In the above code , Before calling recursive functions , First create a global list object result, And pass it as an argument to the recursive function . After the recursive call ends , All equipment allocation schemes are saved in the list object result in .

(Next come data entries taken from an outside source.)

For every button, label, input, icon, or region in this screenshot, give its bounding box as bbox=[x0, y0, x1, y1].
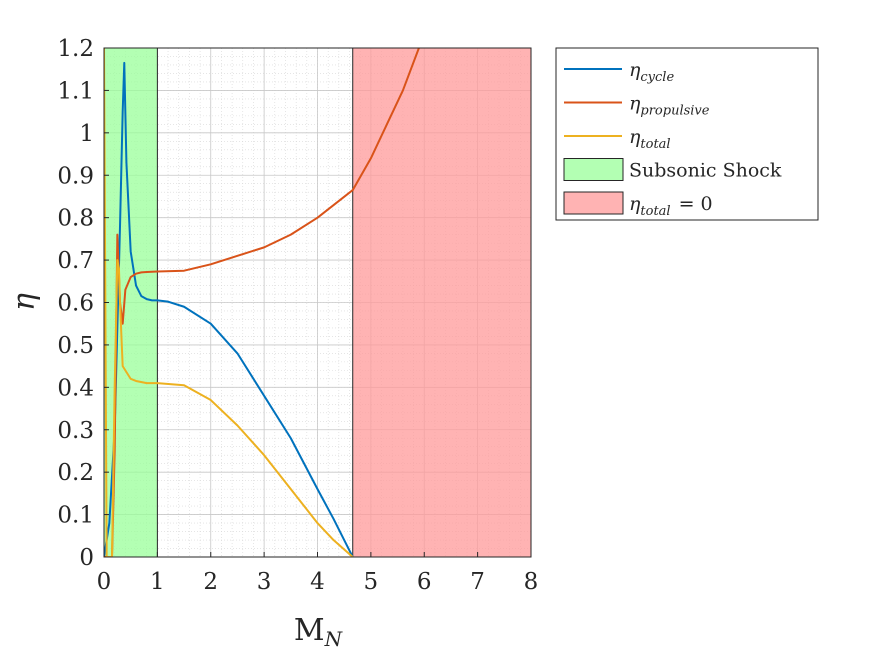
legend-label: ηpropulsive bbox=[629, 93, 710, 119]
x-tick-labels: 0 1 2 3 4 5 6 7 8 bbox=[97, 552, 539, 595]
region--total-0 bbox=[352, 47, 532, 558]
legend-label: ηcycle bbox=[629, 59, 674, 85]
x-tick-label: 5 bbox=[364, 569, 379, 595]
y-axis-label: η bbox=[7, 293, 42, 311]
legend-symbol: η bbox=[629, 193, 641, 215]
y-tick-label: 0.4 bbox=[57, 375, 94, 401]
legend-symbol: η bbox=[629, 93, 641, 115]
y-tick-labels: 0 0.1 0.2 0.3 0.4 0.5 0.6 0.7 0.8 0.9 1 1.1 1.2 bbox=[57, 36, 109, 571]
x-tick-label: 8 bbox=[524, 569, 539, 595]
y-tick-label: 0.1 bbox=[57, 503, 94, 529]
legend-label: Subsonic Shock bbox=[629, 160, 782, 182]
legend-subscript: total bbox=[640, 137, 670, 152]
x-axis-label-main: M bbox=[294, 613, 325, 648]
x-tick-label: 4 bbox=[310, 569, 325, 595]
x-axis-label: MN bbox=[294, 613, 344, 651]
legend-symbol: η bbox=[629, 126, 641, 148]
legend-patch-4 bbox=[563, 191, 624, 215]
x-tick-label: 2 bbox=[203, 569, 218, 595]
x-tick-label: 1 bbox=[150, 569, 165, 595]
y-tick-label: 1 bbox=[79, 121, 94, 147]
y-tick-label: 0.2 bbox=[57, 460, 94, 486]
y-tick-label: 0.6 bbox=[57, 291, 94, 317]
x-tick-label: 7 bbox=[470, 569, 485, 595]
legend-box bbox=[555, 47, 819, 221]
legend-symbol: η bbox=[629, 59, 641, 81]
y-tick-label: 0.9 bbox=[57, 163, 94, 189]
data-series bbox=[104, 48, 420, 557]
series-line-cycle bbox=[104, 61, 354, 557]
legend-subscript: propulsive bbox=[640, 104, 709, 119]
x-tick-label: 6 bbox=[417, 569, 432, 595]
x-tick-label: 0 bbox=[97, 569, 112, 595]
legend-subscript: total bbox=[640, 204, 670, 219]
y-tick-label: 0.5 bbox=[57, 333, 94, 359]
y-tick-label: 1.1 bbox=[57, 78, 94, 104]
y-tick-label: 0 bbox=[79, 545, 94, 571]
series-line-total bbox=[104, 48, 354, 557]
y-tick-label: 1.2 bbox=[57, 36, 94, 62]
legend-suffix: = 0 bbox=[679, 193, 713, 215]
y-tick-label: 0.3 bbox=[57, 418, 94, 444]
legend-label: ηtotal = 0 bbox=[629, 193, 713, 219]
y-tick-label: 0.7 bbox=[57, 248, 94, 274]
legend-subscript: cycle bbox=[640, 70, 674, 85]
x-axis-label-sub: N bbox=[324, 627, 344, 651]
legend-patch-3 bbox=[563, 158, 624, 181]
legend-label: ηtotal bbox=[629, 126, 671, 152]
x-tick-label: 3 bbox=[257, 569, 272, 595]
y-tick-label: 0.8 bbox=[57, 206, 94, 232]
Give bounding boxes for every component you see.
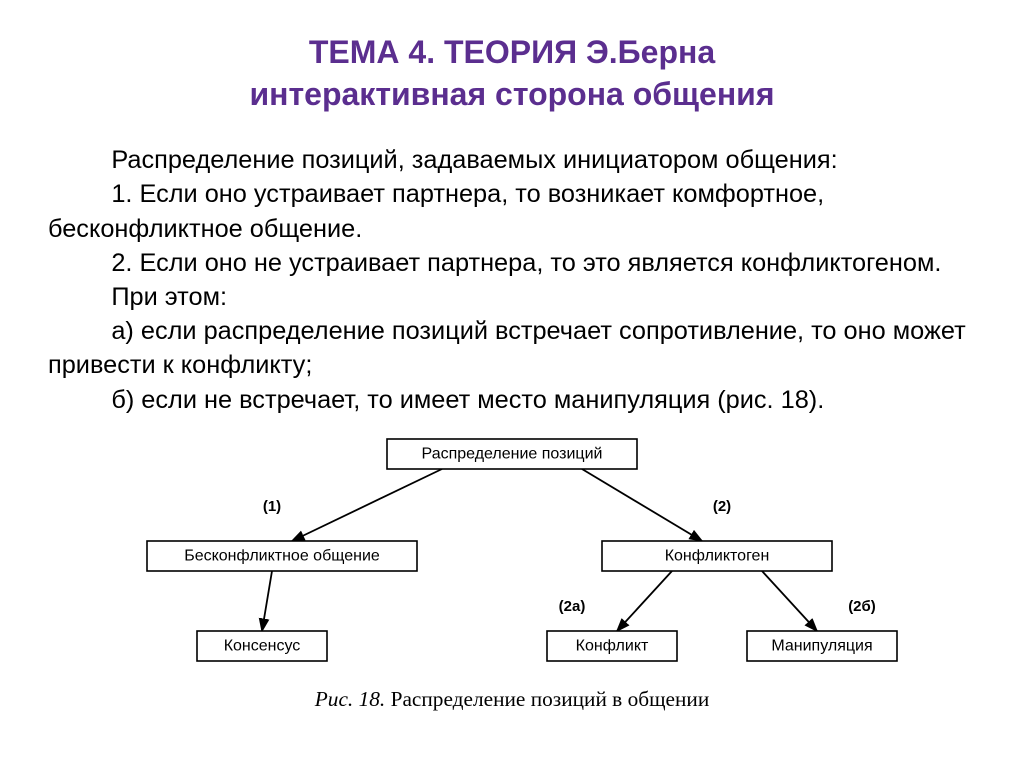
body-text: Распределение позиций, задаваемых инициа… (48, 143, 976, 417)
figure-caption: Рис. 18. Распределение позиций в общении (48, 687, 976, 712)
slide-title: ТЕМА 4. ТЕОРИЯ Э.Берна интерактивная сто… (48, 32, 976, 115)
node-konsensus: Консенсус (197, 631, 327, 661)
edge-bezconf-konsensus (262, 571, 272, 631)
svg-text:Распределение позиций: Распределение позиций (422, 445, 603, 462)
title-line-2: интерактивная сторона общения (48, 74, 976, 116)
edge-konfgen-manip (762, 571, 817, 631)
edge-label: (2б) (848, 598, 876, 615)
edge-root-bezconf (292, 469, 442, 541)
node-manip: Манипуляция (747, 631, 897, 661)
tree-diagram: (1) (2) (2а) (2б) Распределение позиций Беско… (102, 431, 922, 681)
body-p5: а) если распределение позиций встречает … (48, 314, 976, 382)
node-konfgen: Конфликтоген (602, 541, 832, 571)
edge-root-konfgen (582, 469, 702, 541)
body-p3: 2. Если оно не устраивает партнера, то э… (48, 246, 976, 280)
edge-konfgen-konflikt (617, 571, 672, 631)
body-p4: При этом: (48, 280, 976, 314)
svg-text:Конфликт: Конфликт (576, 637, 649, 654)
body-p1: Распределение позиций, задаваемых инициа… (48, 143, 976, 177)
node-root: Распределение позиций (387, 439, 637, 469)
edge-label: (2) (713, 498, 731, 515)
body-p2: 1. Если оно устраивает партнера, то возн… (48, 177, 976, 245)
title-line-1: ТЕМА 4. ТЕОРИЯ Э.Берна (48, 32, 976, 74)
edge-label: (2а) (559, 598, 586, 615)
svg-text:Конфликтоген: Конфликтоген (665, 547, 770, 564)
tree-svg: (1) (2) (2а) (2б) Распределение позиций Беско… (102, 431, 922, 681)
svg-text:Бесконфликтное общение: Бесконфликтное общение (184, 547, 380, 564)
svg-text:Манипуляция: Манипуляция (771, 637, 872, 654)
caption-text: Распределение позиций в общении (385, 687, 709, 711)
node-konflikt: Конфликт (547, 631, 677, 661)
svg-text:Консенсус: Консенсус (224, 637, 301, 654)
edge-label: (1) (263, 498, 281, 515)
body-p6: б) если не встречает, то имеет место ман… (48, 383, 976, 417)
node-bezconf: Бесконфликтное общение (147, 541, 417, 571)
slide-page: ТЕМА 4. ТЕОРИЯ Э.Берна интерактивная сто… (0, 0, 1024, 768)
caption-prefix: Рис. 18. (315, 687, 385, 711)
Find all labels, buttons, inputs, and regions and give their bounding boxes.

## 2. Calculate the attack value of each scheme

Traverse 56 There are three kinds of distribution schemes , Calculate the sum of the attack power of each scheme , Save to a new list v in .p by 3 Each of the heroes has his own from 0 To 5 The attack power of equipment .

``````>>> p = [
[0,1,3,5,7,9],
[0,1,1,3,3,7],
[0,3,4,5,6,7]
]
>>> v = list()
>>> for item in result:
v.append(p[0][item[0]] + p[1][item[1]] + p[2][item[2]])
>>> v
[0, 3, 4, 5, 6, 7, 1, 4, 5, 6, 7, 1, 4, 5, 6, 3, 6, 7, 3,
6, 7, 1, 4, 5, 6, 7, 2, 5, 6, 7, 2, 5, 6, 4, 7, 4, 3, 6,
7, 8, 4, 7, 8, 4, 7, 6, 5, 8, 9, 6, 9, 6, 7, 10, 8, 9]
``````

## 3. Select the allocation scheme with the largest attack value

find v The ordinal number of the maximum value of the list , Then get the equipment distribution scheme with the largest attack power .

``````>>> max(v)
10
>>> result[v.index(max(v))]
[4, 0, 1]
``````

The best allocation scheme is 1 Heroes hold 4 Pieces of equipment , The first 2 One hero is not equipped , The first 3 Heroes hold 1 Pieces of equipment , here 3 The sum of attack power of heroes is the biggest , Its value is 10.